Naxos, the budget label that is apparently attempting to record all the concert music ever written, has released a marvelous disc of orchestral music by Ildebrando Pizzetti (1880-1968), an Italian composer whose works have been overshadowed by the more popular Ottorino Respighi, but who certainly deserves a sympathetic listening, judging by this program excellently played by the Thessaloniki State Symphony Orchestra (Greece) and its artistic director, Myron Michailidis. 

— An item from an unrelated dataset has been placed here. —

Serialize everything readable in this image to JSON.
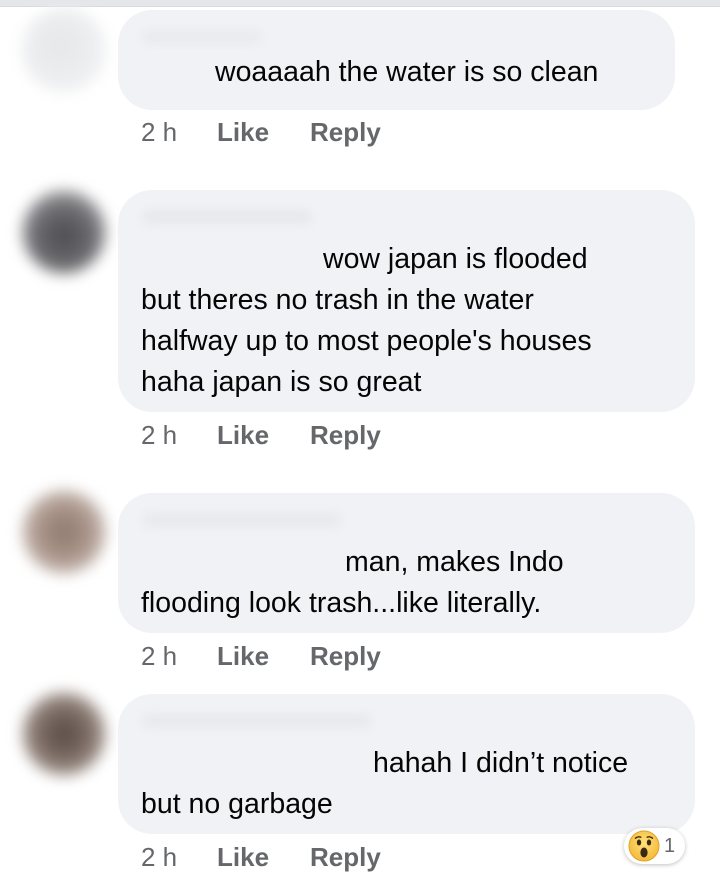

Two of the works on the recording are billed as world premiere recordings: A suite of three pieces for orchestra from incidental music to Greek dramas, grouped under the name The Feat of the Panathenaea, and the Prelude to Pizzetti's opera Clytemnestra.  Works available in alternative recordings are Concerto dell'estate, and the three Preludes for Sophocle's tragedy Oedipus the King.  All of this music sounds very much like Respighi, with the same rich, warm orchestral sound, and the same practice of building to huge climaxes pulling in the full weight of a large romantic orchestra.  The recording sounds excellent to me, and the music is enchanting, if not so memorable in terms of the themes and their working out as Respighi's Roman Trilogy.   But anybody searching for some splendid-sounding romantic music in gorgeous performances can't go wrong with this budget Naxos release.  I applaud their initiative in seeking out unusual repertory and finding good, underrecorded groups to perform it.